South Africa’s debate over whether African languages should be compulsory for university students continues, with University of Leipzig researcher Stephanie Rudwick suggesting that such a move will stymie students’ interest and create resentment toward the language, a process that she suggests is already happening in Zulu lessons at the University of KwaZulu-Natal.

Also in South Africa: sadly, it appears that Afrikaans is being used as a vehicle to resurrect apartheid-era slogans, songs and other “tools of exclusion”, and this in turn is contributing to a ferocious backlash against the language, as Max du Preez observes at News24.

How should English speakers deal with the changes sweeping across their language? Three university faculty weigh in: Fiji National University’s Ravnil Narayan asserts that speakers should try and understand when and how to code-switch between Standard and “techno” English, while University of Columbia’s John McWhorter believes that gender neutral pronouns like ze will eventually become an accepted part of the English lexicon, regardless of the current debate surrounding their use. (Here at Unravel, we’re already using them.) Rutgers University’s Richard Epstein discussed the differences between prescriptive and descriptive grammar, and who decides what counts as good grammar in Standard American English: according to him, it’s “the grammar patterns of rich white men”.

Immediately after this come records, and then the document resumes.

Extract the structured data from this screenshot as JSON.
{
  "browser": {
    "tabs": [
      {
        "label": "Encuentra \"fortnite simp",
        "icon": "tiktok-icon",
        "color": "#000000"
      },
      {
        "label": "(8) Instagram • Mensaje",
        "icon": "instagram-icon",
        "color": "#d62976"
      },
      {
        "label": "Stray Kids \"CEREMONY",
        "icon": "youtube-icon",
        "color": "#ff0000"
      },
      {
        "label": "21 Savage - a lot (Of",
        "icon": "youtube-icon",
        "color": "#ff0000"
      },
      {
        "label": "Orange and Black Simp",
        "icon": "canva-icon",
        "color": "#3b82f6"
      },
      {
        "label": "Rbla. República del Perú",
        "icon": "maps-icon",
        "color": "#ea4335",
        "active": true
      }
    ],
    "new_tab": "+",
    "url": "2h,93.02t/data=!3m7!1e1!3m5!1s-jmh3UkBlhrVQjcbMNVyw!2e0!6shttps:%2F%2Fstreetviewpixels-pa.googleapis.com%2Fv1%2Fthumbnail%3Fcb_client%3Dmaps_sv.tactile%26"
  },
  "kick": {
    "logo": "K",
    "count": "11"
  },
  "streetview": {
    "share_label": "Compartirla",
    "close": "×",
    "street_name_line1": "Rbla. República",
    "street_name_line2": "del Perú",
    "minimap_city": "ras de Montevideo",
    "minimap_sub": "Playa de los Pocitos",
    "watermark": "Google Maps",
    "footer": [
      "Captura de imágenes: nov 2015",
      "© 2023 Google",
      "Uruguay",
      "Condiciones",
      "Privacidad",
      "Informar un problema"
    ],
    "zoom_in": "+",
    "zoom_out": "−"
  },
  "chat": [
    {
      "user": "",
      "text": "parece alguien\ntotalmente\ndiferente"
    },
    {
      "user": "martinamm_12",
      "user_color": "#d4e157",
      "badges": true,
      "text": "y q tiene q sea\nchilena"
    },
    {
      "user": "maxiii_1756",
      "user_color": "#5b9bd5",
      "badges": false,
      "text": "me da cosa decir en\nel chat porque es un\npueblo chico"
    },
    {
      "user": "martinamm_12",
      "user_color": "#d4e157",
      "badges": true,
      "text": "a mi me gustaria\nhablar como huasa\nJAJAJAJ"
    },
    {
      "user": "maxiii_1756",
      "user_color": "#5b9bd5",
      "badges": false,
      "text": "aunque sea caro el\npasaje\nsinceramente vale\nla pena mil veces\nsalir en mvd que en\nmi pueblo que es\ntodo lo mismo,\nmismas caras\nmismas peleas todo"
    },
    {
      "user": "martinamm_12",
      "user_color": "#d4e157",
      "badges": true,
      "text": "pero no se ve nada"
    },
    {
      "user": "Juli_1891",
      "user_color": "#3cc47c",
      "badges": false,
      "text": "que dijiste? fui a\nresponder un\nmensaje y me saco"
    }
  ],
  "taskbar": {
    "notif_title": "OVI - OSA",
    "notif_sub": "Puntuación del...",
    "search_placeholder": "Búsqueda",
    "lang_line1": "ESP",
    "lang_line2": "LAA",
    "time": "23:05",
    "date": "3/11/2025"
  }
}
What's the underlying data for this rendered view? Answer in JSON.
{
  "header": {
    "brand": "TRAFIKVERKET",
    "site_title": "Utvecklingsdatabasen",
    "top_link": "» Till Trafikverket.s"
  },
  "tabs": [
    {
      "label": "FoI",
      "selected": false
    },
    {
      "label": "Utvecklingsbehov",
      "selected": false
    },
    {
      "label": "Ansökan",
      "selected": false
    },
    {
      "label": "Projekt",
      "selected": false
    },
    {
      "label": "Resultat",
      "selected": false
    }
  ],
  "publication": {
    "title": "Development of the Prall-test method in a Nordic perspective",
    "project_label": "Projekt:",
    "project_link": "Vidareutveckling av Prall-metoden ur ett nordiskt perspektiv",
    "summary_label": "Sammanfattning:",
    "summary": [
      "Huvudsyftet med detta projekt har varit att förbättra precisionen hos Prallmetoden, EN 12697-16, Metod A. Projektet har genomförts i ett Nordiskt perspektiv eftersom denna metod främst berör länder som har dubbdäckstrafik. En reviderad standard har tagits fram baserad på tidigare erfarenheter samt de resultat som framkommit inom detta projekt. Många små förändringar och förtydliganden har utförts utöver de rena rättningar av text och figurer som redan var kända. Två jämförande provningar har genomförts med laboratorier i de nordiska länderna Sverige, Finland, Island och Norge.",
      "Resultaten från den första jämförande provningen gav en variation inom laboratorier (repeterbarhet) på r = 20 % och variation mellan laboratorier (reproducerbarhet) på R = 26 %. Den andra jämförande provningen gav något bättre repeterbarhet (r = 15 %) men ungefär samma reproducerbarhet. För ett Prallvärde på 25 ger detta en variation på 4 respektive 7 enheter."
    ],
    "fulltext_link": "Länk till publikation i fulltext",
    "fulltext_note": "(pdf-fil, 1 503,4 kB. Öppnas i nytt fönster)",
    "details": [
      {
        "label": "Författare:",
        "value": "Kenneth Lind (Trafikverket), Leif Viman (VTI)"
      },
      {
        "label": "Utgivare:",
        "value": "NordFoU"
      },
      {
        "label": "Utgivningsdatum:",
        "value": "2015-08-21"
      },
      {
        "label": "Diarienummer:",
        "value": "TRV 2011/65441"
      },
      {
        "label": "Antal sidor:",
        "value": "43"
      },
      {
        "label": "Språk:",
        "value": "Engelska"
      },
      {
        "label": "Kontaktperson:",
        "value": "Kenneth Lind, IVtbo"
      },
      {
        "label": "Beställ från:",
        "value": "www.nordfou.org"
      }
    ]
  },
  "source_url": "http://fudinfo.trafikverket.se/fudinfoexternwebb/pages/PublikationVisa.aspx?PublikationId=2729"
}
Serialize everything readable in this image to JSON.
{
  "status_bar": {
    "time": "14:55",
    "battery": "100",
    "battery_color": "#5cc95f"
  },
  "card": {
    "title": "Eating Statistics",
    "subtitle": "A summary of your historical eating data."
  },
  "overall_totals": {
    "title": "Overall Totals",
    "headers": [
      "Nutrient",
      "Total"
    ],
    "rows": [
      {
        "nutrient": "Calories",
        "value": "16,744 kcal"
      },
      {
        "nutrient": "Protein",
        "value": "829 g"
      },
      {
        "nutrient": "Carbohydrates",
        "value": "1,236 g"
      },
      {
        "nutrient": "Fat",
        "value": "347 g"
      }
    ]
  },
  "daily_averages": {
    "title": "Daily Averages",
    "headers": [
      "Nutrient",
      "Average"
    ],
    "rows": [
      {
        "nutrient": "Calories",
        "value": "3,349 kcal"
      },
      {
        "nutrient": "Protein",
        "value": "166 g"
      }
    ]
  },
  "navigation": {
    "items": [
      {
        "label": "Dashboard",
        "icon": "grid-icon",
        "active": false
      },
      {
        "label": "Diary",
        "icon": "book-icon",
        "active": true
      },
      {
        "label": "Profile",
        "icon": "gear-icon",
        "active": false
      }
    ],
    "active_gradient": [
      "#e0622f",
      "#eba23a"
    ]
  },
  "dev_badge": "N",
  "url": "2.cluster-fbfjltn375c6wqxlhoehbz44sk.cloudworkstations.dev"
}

Finally, Robinson Meyer at The Atlantic provided some predictions as to what the next few emoji included by Unicode in 2016 might be, with a full list of 63 candidates and some fascinating insights into how the entire selection process takes place, while Nick Patch at OurWindsor.ca went a step further and examined just how many enthralled “word nerds” there might be among millennials (with the oldest Unravel editorial team member turning 27 this year, we can say with confidence that there are quite a few!)